There are 3 levels for how aggressive the manifesting can be:
- Basic: It guides you, plus alters decisions of people mildly. (That is, it will influence them to do something they were already considering, but not make them do something out of character.) You can also just have the software guide your own decisions, which is what I usually do.
- Hard: It will influence people more dramatically. You need extra permissions from the software to do that, which includes doing enlightenment work (so that you would use this capability responsibly).
- Full: Will also alter the physical world. Only available to ascended-level users.
(I haven’t talked about “ascended” before because it means such different things to different people. For now, just read that as “not available to human mages.”)
So, here’s my best-guess hypothesis for weather magick: Influencing the weather has been useful to people at least since agriculture, 10,000 years ago. It’s hard to abuse (in contrast with dramatically altering peoples’ decisions). And so, some spirits made some special-purpose ethereal software that only does weather, and which can do the direct physical alteration that’s normally prohibited to human mages. I call this my “best-guess hypothesis” because it’s the most sensible way to fit this new data into my current model, but I don’t have direct evidence for it.

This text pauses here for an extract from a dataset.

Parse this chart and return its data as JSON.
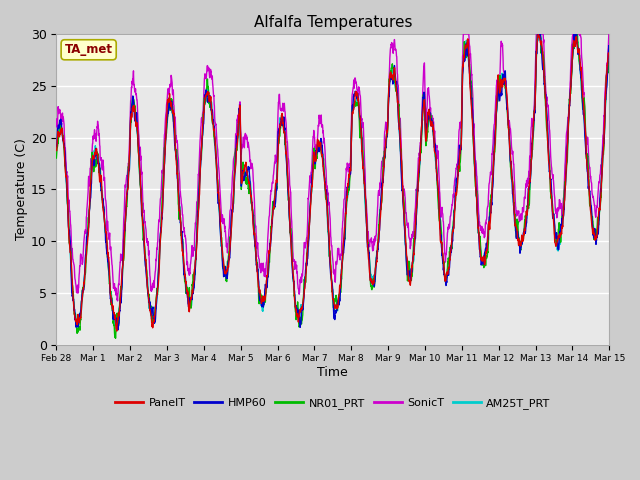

Update, since Ananael’s comment about powerball: Maybe other ethereal software is wired to allow shifting the physical world. He does Golden Dawn, which would have had the kind of connections to spirits to create high-quality ethereal software. More investigation will be forthcoming.
Conclusion
Is there a moral here? I guess one is, when you’re modeling the external world, things are rarely neat and simple. Another is, we don’t have the time to fully-explore all possible hypotheses, so it’s necessary to discard low-probability ones. And a third is, don’t become attached to that decision to discard a low-probability hypothesis, because it might turn out to have some truth to it, particularly in special cases like weather magick.